Now the deep network definition becomes clean:
n_embd = 10
n_hidden = 100
C = torch.randn((vocab_size, n_embd))
layers = [
Linear(n_embd * block_size, n_hidden, bias=False), BatchNorm1d(n_hidden), Tanh(),
Linear( n_hidden, n_hidden, bias=False), BatchNorm1d(n_hidden), Tanh(),
Linear( n_hidden, n_hidden, bias=False), BatchNorm1d(n_hidden), Tanh(),
Linear( n_hidden, n_hidden, bias=False), BatchNorm1d(n_hidden), Tanh(),
Linear( n_hidden, n_hidden, bias=False), BatchNorm1d(n_hidden), Tanh(),
Linear( n_hidden, vocab_size, bias=False), BatchNorm1d(vocab_size),
]
Five hidden layers of 100 neurons, each followed by batch normalization and tanh. The output layer has its own BatchNorm1d but no Tanh — because the logits go directly into the cross-entropy loss.
Two initialization details:
with torch.no_grad():
layers[-1].gamma *= 0.1 # Make the output layer less confident.
for layer in layers[:-1]:
if isinstance(layer, Linear):
layer.weight *= 5/3 # Kaiming gain for tanh.
The last layer's gamma is scaled down to 0.1, which means the initial logits will be small and the predicted probabilities will be close to uniform — exactly what we want before the network has learned anything. The hidden layer weights get the gain to compensate for tanh contraction.

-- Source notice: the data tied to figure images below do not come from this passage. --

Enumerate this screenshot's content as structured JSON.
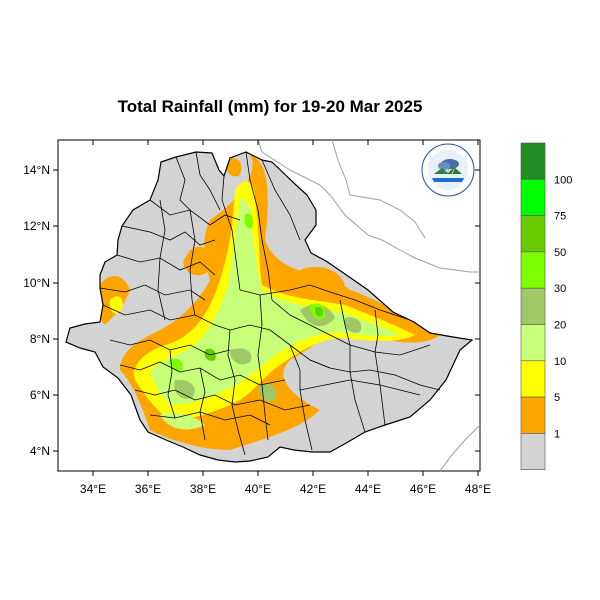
{
  "title": "Total Rainfall (mm) for 19-20 Mar 2025",
  "colors": {
    "land_gray": "#d3d3d3",
    "orange": "#ffa500",
    "yellow": "#ffff00",
    "light_green": "#c8ff78",
    "sage": "#a0c866",
    "lime": "#7dff00",
    "yellow_green": "#66cc00",
    "bright_green": "#00ff00",
    "dark_green": "#228b22"
  },
  "axes": {
    "x_ticks": [
      "34°E",
      "36°E",
      "38°E",
      "40°E",
      "42°E",
      "44°E",
      "46°E",
      "48°E"
    ],
    "y_ticks": [
      "14°N",
      "12°N",
      "10°N",
      "8°N",
      "6°N",
      "4°N"
    ]
  },
  "colorbar": {
    "labels": [
      "1",
      "5",
      "10",
      "20",
      "30",
      "50",
      "75",
      "100"
    ],
    "colors": [
      "#d3d3d3",
      "#ffa500",
      "#ffff00",
      "#c8ff78",
      "#a0c866",
      "#7dff00",
      "#66cc00",
      "#00ff00",
      "#228b22"
    ]
  },
  "logo": {
    "name": "ethiopia-meteorology-logo"
  }
}
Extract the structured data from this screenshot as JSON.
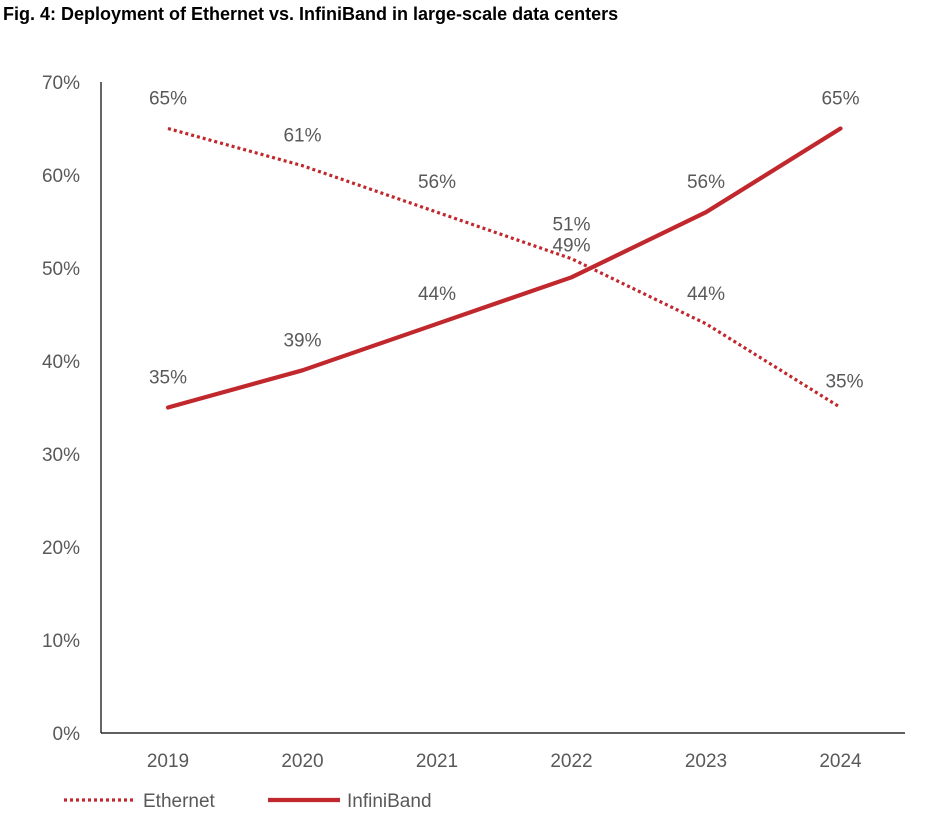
{
  "chart_data": {
    "type": "line",
    "title": "Fig. 4: Deployment of Ethernet vs. InfiniBand in large-scale data centers",
    "xlabel": "",
    "ylabel": "",
    "categories": [
      "2019",
      "2020",
      "2021",
      "2022",
      "2023",
      "2024"
    ],
    "ylim": [
      0,
      70
    ],
    "yticks": [
      0,
      10,
      20,
      30,
      40,
      50,
      60,
      70
    ],
    "ytick_labels": [
      "0%",
      "10%",
      "20%",
      "30%",
      "40%",
      "50%",
      "60%",
      "70%"
    ],
    "grid": false,
    "legend_position": "bottom-left",
    "series": [
      {
        "name": "Ethernet",
        "style": "dotted",
        "color": "#C0282D",
        "values": [
          65,
          61,
          56,
          51,
          44,
          35
        ],
        "labels": [
          "65%",
          "61%",
          "56%",
          "51%",
          "44%",
          "35%"
        ]
      },
      {
        "name": "InfiniBand",
        "style": "solid",
        "color": "#C0282D",
        "values": [
          35,
          39,
          44,
          49,
          56,
          65
        ],
        "labels": [
          "35%",
          "39%",
          "44%",
          "49%",
          "56%",
          "65%"
        ]
      }
    ]
  }
}
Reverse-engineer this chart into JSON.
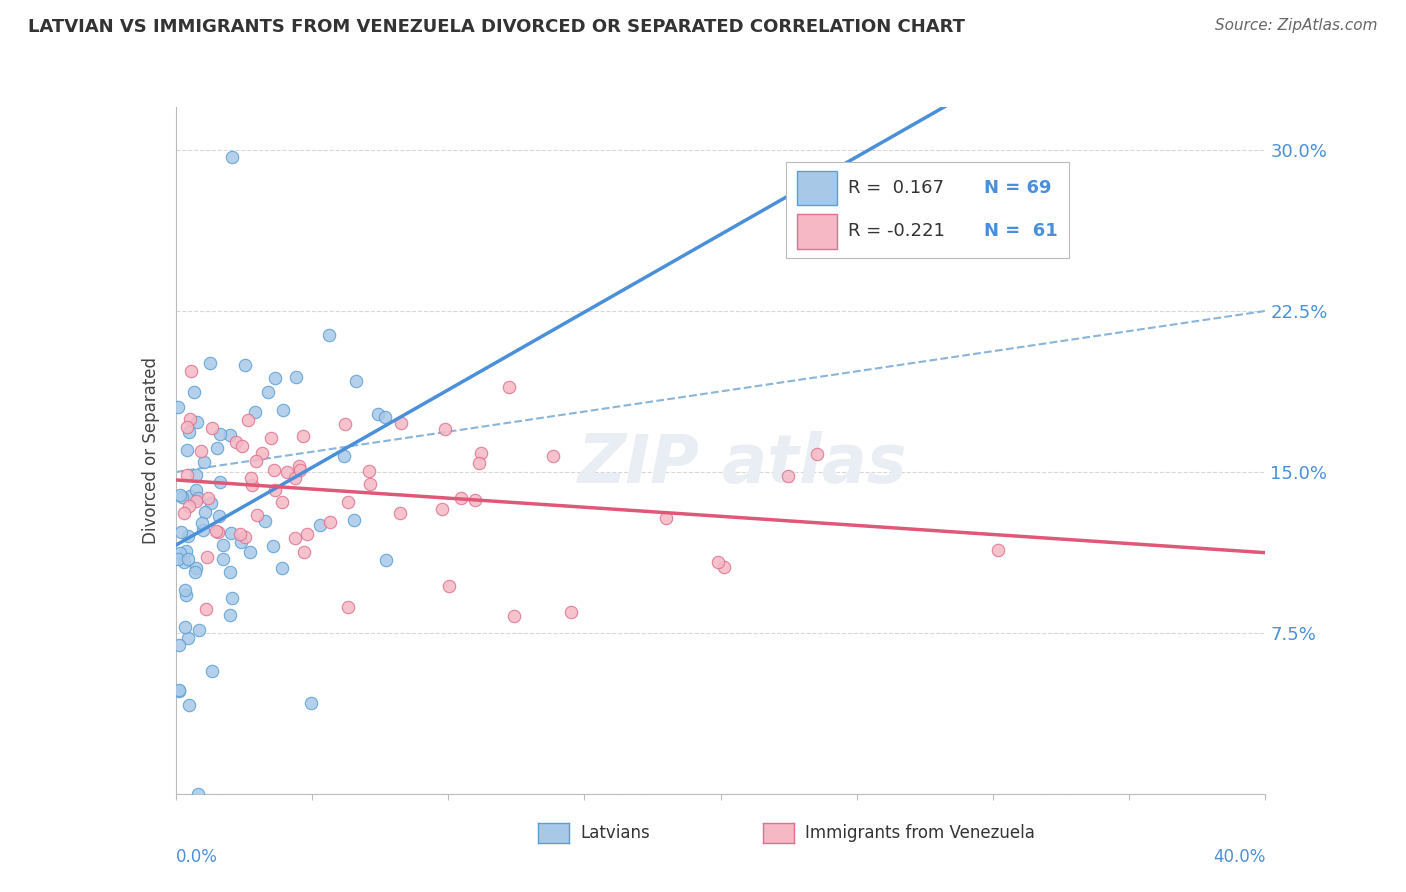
{
  "title": "LATVIAN VS IMMIGRANTS FROM VENEZUELA DIVORCED OR SEPARATED CORRELATION CHART",
  "source": "Source: ZipAtlas.com",
  "ylabel": "Divorced or Separated",
  "xmin": 0.0,
  "xmax": 40.0,
  "ymin": 0.0,
  "ymax": 32.0,
  "yticks": [
    0.0,
    7.5,
    15.0,
    22.5,
    30.0
  ],
  "ytick_labels": [
    "",
    "7.5%",
    "15.0%",
    "22.5%",
    "30.0%"
  ],
  "color_latvian_fill": "#a8c8e8",
  "color_latvian_edge": "#5a9fd4",
  "color_venezuela_fill": "#f5b8c4",
  "color_venezuela_edge": "#e07090",
  "color_latvian_line": "#4a90d9",
  "color_venezuela_line": "#e05878",
  "color_dashed": "#8ab4d8",
  "color_grid": "#d8d8d8",
  "color_axis_label": "#4a90d9",
  "watermark_color": "#e8eef4",
  "lv_ymean": 13.0,
  "lv_ystd": 5.0,
  "lv_xscale": 2.2,
  "vz_ymean": 14.5,
  "vz_ystd": 3.0,
  "vz_xscale": 8.0,
  "r_latvian": 0.167,
  "r_venezuela": -0.221,
  "n_latvian": 69,
  "n_venezuela": 61
}
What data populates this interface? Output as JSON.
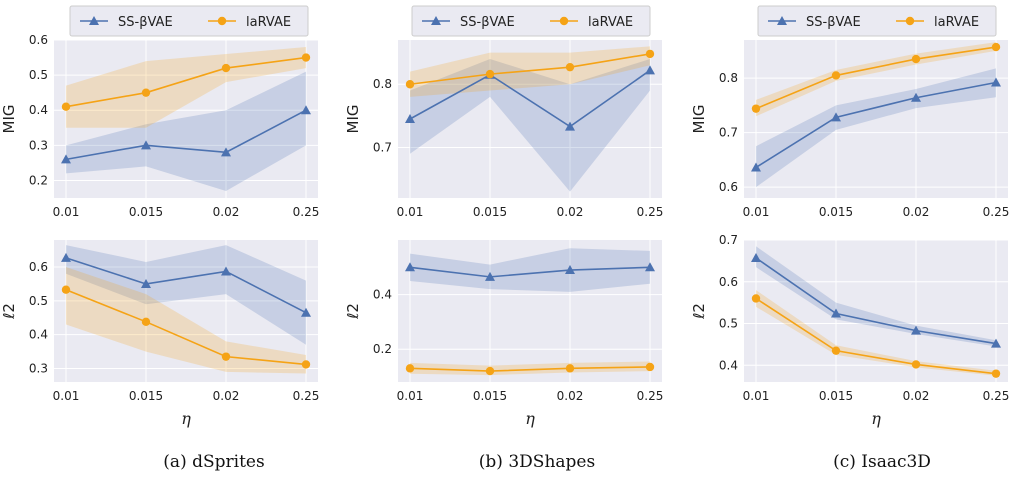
{
  "colors": {
    "series1": "#4c72b0",
    "series2": "#f5a316",
    "plot_bg": "#eaeaf2",
    "grid": "#ffffff"
  },
  "legend": [
    {
      "name": "SS-βVAE",
      "marker": "triangle"
    },
    {
      "name": "laRVAE",
      "marker": "circle"
    }
  ],
  "captions": [
    "(a) dSprites",
    "(b) 3DShapes",
    "(c) Isaac3D"
  ],
  "chart_data": [
    {
      "type": "line",
      "panel": "dSprites-MIG",
      "ylabel": "MIG",
      "xlabel": "",
      "categories": [
        "0.01",
        "0.015",
        "0.02",
        "0.25"
      ],
      "ylim": [
        0.15,
        0.6
      ],
      "yticks": [
        0.2,
        0.3,
        0.4,
        0.5,
        0.6
      ],
      "grid": true,
      "series": [
        {
          "name": "SS-βVAE",
          "values": [
            0.26,
            0.3,
            0.28,
            0.4
          ],
          "lower": [
            0.22,
            0.24,
            0.17,
            0.3
          ],
          "upper": [
            0.3,
            0.36,
            0.4,
            0.51
          ]
        },
        {
          "name": "laRVAE",
          "values": [
            0.41,
            0.45,
            0.52,
            0.55
          ],
          "lower": [
            0.35,
            0.35,
            0.48,
            0.52
          ],
          "upper": [
            0.47,
            0.54,
            0.56,
            0.58
          ]
        }
      ]
    },
    {
      "type": "line",
      "panel": "3DShapes-MIG",
      "ylabel": "MIG",
      "xlabel": "",
      "categories": [
        "0.01",
        "0.015",
        "0.02",
        "0.25"
      ],
      "ylim": [
        0.62,
        0.87
      ],
      "yticks": [
        0.7,
        0.8
      ],
      "grid": true,
      "series": [
        {
          "name": "SS-βVAE",
          "values": [
            0.745,
            0.815,
            0.733,
            0.822
          ],
          "lower": [
            0.69,
            0.78,
            0.63,
            0.79
          ],
          "upper": [
            0.79,
            0.84,
            0.8,
            0.84
          ]
        },
        {
          "name": "laRVAE",
          "values": [
            0.8,
            0.816,
            0.827,
            0.848
          ],
          "lower": [
            0.78,
            0.79,
            0.8,
            0.83
          ],
          "upper": [
            0.82,
            0.85,
            0.85,
            0.86
          ]
        }
      ]
    },
    {
      "type": "line",
      "panel": "Isaac3D-MIG",
      "ylabel": "MIG",
      "xlabel": "",
      "categories": [
        "0.01",
        "0.015",
        "0.02",
        "0.25"
      ],
      "ylim": [
        0.58,
        0.87
      ],
      "yticks": [
        0.6,
        0.7,
        0.8
      ],
      "grid": true,
      "series": [
        {
          "name": "SS-βVAE",
          "values": [
            0.636,
            0.728,
            0.764,
            0.792
          ],
          "lower": [
            0.6,
            0.705,
            0.745,
            0.765
          ],
          "upper": [
            0.675,
            0.75,
            0.78,
            0.818
          ]
        },
        {
          "name": "laRVAE",
          "values": [
            0.744,
            0.805,
            0.835,
            0.857
          ],
          "lower": [
            0.73,
            0.795,
            0.825,
            0.85
          ],
          "upper": [
            0.76,
            0.815,
            0.845,
            0.866
          ]
        }
      ]
    },
    {
      "type": "line",
      "panel": "dSprites-l2",
      "ylabel": "ℓ2",
      "xlabel": "η",
      "categories": [
        "0.01",
        "0.015",
        "0.02",
        "0.25"
      ],
      "ylim": [
        0.26,
        0.68
      ],
      "yticks": [
        0.3,
        0.4,
        0.5,
        0.6
      ],
      "grid": true,
      "series": [
        {
          "name": "SS-βVAE",
          "values": [
            0.627,
            0.55,
            0.587,
            0.465
          ],
          "lower": [
            0.58,
            0.49,
            0.52,
            0.37
          ],
          "upper": [
            0.665,
            0.615,
            0.665,
            0.56
          ]
        },
        {
          "name": "laRVAE",
          "values": [
            0.533,
            0.438,
            0.335,
            0.312
          ],
          "lower": [
            0.43,
            0.35,
            0.29,
            0.285
          ],
          "upper": [
            0.6,
            0.52,
            0.38,
            0.34
          ]
        }
      ]
    },
    {
      "type": "line",
      "panel": "3DShapes-l2",
      "ylabel": "ℓ2",
      "xlabel": "η",
      "categories": [
        "0.01",
        "0.015",
        "0.02",
        "0.25"
      ],
      "ylim": [
        0.08,
        0.6
      ],
      "yticks": [
        0.2,
        0.4
      ],
      "grid": true,
      "series": [
        {
          "name": "SS-βVAE",
          "values": [
            0.5,
            0.465,
            0.49,
            0.5
          ],
          "lower": [
            0.45,
            0.42,
            0.41,
            0.44
          ],
          "upper": [
            0.55,
            0.51,
            0.57,
            0.56
          ]
        },
        {
          "name": "laRVAE",
          "values": [
            0.13,
            0.12,
            0.13,
            0.135
          ],
          "lower": [
            0.11,
            0.105,
            0.115,
            0.12
          ],
          "upper": [
            0.15,
            0.14,
            0.15,
            0.155
          ]
        }
      ]
    },
    {
      "type": "line",
      "panel": "Isaac3D-l2",
      "ylabel": "ℓ2",
      "xlabel": "η",
      "categories": [
        "0.01",
        "0.015",
        "0.02",
        "0.25"
      ],
      "ylim": [
        0.36,
        0.7
      ],
      "yticks": [
        0.4,
        0.5,
        0.6,
        0.7
      ],
      "grid": true,
      "series": [
        {
          "name": "SS-βVAE",
          "values": [
            0.657,
            0.524,
            0.483,
            0.452
          ],
          "lower": [
            0.635,
            0.51,
            0.475,
            0.445
          ],
          "upper": [
            0.685,
            0.55,
            0.495,
            0.46
          ]
        },
        {
          "name": "laRVAE",
          "values": [
            0.56,
            0.435,
            0.402,
            0.38
          ],
          "lower": [
            0.54,
            0.425,
            0.395,
            0.375
          ],
          "upper": [
            0.58,
            0.448,
            0.41,
            0.387
          ]
        }
      ]
    }
  ]
}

The parameter collection and the training loop follow the same composable pattern:
parameters = [C] + [p for layer in layers for p in layer.parameters()]
for p in parameters:
p.requires_grad = True
for i in range(max_steps):
# Mini-batch.
ix = torch.randint(0, Xtr.shape[0], (batch_size,))
Xb, Yb = Xtr[ix], Ytr[ix]
# Forward pass.
emb = C[Xb]
x = emb.view(emb.shape[0], -1)
for layer in layers:
x = layer(x)
loss = F.cross_entropy(x, Yb)
# Backward pass.
for p in parameters:
p.grad = None
loss.backward()
# Update.
lr = 0.1 if i < 100000 else 0.01
for p in parameters:
p.data += -lr * p.grad
The forward pass is now a for loop over layers. This is the key structural change — the network is a sequence of composable operations, not a monolithic block of matrix multiplications. Adding a layer, removing batch normalization, swapping Tanh for ReLU — all of these become single-line changes instead of rewiring the entire training loop.
This is not just an aesthetic improvement. The composability means that the diagnostic visualizations from the previous posts (activation histograms, gradient statistics, update ratios) can now be computed generically over layer.out for any layer in the list, regardless of what that layer does internally. The architecture and the diagnostics are decoupled.
The total parameter count comes to about 47k — roughly 15 times our original single-layer network.